TITLE:
COVID-19/Tuberculosis Co-Infection at the Epidemic Treatment Center (ETC) of Saint-Louis (Senegal): About 9 Cases
AUTHORS:
Alassane Dièye, Moustapha Diedhiou, Papa Latyr Junior Diouf, Mba Bambo Diakhaby, Demba Makalou, Samba Niang, Diatou Dia-Gueye, Amadou Diop Dia, Ibrahima Louis Martin Dieng, Seynabou Lô, Ndéye Méry Dia-Badiane
KEYWORDS:
COVID-19, Tuberculosis, Saint-Louis, Senegal
JOURNAL NAME:
Advances in Infectious Diseases,
Vol.14 No.1,
January
25,
2024
ABSTRACT: Introduction: COVID-19 is a global public health emergency that can cause acute respiratory distress syndrome. In countries where tuberculosis (TB) is endemic, coinfection of COVID-19 and TB is often encountered, which increases the risk of developing severe forms of COVID-19. Objectives: The aim of this study was to determine the prevalence of COVID-19/TB coinfection at the Epidemic treatment center (ETC) in Saint-Louis (Senegal) and to describe the epidemiological, clinical, paraclinical, and outcome profile of co-infected patients.

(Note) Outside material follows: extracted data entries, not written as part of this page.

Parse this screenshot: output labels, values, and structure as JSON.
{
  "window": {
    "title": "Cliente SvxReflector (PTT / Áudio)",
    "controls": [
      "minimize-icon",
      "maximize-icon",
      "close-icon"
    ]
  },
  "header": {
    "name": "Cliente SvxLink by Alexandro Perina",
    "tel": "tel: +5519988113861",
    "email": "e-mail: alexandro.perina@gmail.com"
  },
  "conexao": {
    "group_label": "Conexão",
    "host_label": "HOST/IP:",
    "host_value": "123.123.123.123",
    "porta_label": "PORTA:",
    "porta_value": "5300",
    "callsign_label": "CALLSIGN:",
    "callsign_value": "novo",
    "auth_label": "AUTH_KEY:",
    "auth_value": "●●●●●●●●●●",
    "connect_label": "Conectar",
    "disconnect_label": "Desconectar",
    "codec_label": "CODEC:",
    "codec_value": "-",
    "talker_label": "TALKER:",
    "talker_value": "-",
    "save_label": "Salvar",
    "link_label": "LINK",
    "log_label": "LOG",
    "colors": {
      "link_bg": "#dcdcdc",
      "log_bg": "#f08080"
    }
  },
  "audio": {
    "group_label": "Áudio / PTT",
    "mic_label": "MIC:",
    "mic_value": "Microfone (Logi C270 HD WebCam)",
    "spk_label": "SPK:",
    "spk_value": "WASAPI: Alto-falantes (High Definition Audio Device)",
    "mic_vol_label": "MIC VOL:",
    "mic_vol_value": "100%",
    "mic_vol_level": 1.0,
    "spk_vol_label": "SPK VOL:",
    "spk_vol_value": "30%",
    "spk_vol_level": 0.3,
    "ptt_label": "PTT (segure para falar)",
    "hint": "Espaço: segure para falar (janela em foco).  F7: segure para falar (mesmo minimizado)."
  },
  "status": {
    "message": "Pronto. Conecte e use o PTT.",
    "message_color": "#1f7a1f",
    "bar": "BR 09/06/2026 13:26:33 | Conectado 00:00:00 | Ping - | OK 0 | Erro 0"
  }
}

Patients and Methods: This is a retrospective, cross-sectional, descriptive cohort study based on the records of COVID-19/ TB co-infected patients who were hospitalized at the ETC in Saint-Louis (Senegal) over an 18-month period from March 2020 to September 2021. Results: Out of a total of 454 hospitalizations, we collected records of 9 patients co-infected with COVID-19/TB, resulting in a prevalence of 2%. The study included patients with a median age of 34 years (range: 10-86 years), with a male predominance (7 cases) and a sex ratio of 3.5. The majority of patients (88.9%) had severe forms of COVID-19. Dyspnea and cough were reported in all patients (100%). Pulmonary TB was the most frequent localization, with 9 cases. The diagnosis of COVID-19 was confirmed by nasopharyngeal PCR in all patients (100%). Bacilloscopy was positive in 3 out of 5 cases. One patient tested positive for GeneXpert? MTB/RIF without rifampicin resistance. All patients were prescribed the hydroxychloroquine-azithromycin combination and anti-tuberculosis treatment. Out of the nine patients, four recovered (44.4%) and five died (55.5%). Conclusion: COVID-19/TB coinfection had a low prevalence in our cohort, but was associated with a high mortality due to the frequent occurrence of severe forms of the disease.